On Wed, Dec 3, 2014 at 10:48 PM, Benedek Thaler
Hi All, Niall,
1) I was reading this Intel paper [0], and this section grabbed my attention:
"One common mistake made by developers developing their own spin-wait loops is attempting to spin on an atomic instruction instead of spinning on a volatile read. Spinning on a dirty read instead of attempting to acquire a lock consumes less time and resources. This allows an application to only attempt to acquire a lock only when it is free."
As I can tell by looking at the source code, spinlock spins on atomic consume. I wonder if a volatile read would produce better performance characteristic?

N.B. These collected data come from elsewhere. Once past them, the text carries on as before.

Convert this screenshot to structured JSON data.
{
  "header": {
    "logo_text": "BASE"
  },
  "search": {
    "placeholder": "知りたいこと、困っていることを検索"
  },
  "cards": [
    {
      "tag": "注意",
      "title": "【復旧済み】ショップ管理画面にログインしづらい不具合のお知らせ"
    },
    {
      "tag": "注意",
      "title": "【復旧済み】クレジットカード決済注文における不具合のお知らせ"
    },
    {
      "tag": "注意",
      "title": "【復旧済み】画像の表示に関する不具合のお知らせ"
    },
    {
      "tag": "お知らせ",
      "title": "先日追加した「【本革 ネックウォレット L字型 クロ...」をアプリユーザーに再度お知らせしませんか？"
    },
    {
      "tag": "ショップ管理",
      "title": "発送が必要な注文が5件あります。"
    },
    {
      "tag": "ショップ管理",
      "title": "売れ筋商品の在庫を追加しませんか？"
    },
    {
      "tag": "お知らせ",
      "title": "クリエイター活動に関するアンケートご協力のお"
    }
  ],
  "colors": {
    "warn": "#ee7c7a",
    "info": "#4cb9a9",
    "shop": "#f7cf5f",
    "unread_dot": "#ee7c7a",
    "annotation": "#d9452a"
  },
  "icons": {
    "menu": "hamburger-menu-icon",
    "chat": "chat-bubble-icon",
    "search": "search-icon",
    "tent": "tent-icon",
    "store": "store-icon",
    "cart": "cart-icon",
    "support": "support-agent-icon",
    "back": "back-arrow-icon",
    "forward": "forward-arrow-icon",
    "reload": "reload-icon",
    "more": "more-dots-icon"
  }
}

Generally speaking, things are more complicated than that. First, you would probably be spinning with a relaxed read, not consume, which is promoted to acquire on most, if not all, platforms. Acquire memory ordering is not required for spinning, and on architectures that support it it can be much more expensive than relaxed. Second, even a relaxed atomic read is formally not equivalent to a volatile read. The latter is not guaranteed to be atomic. Lastly, on x86 all this is mostly moot because compilers typically generate small volatile reads as a single instruction, which is equivalent to an acquire or relaxed atomic read on this architecture, as long as alignment is correct.
2) AFAIK spinlocking is not necessarily fair on a NUMA architecture. Is there something already implemented or planned in Boost.Spinlock to ensure fairness? I'm thinking of something like this: [1]
I can't tell for Boost.Spinlock (do we have that library?), but IMHO when you need fairness, spinlocks are not the best choice.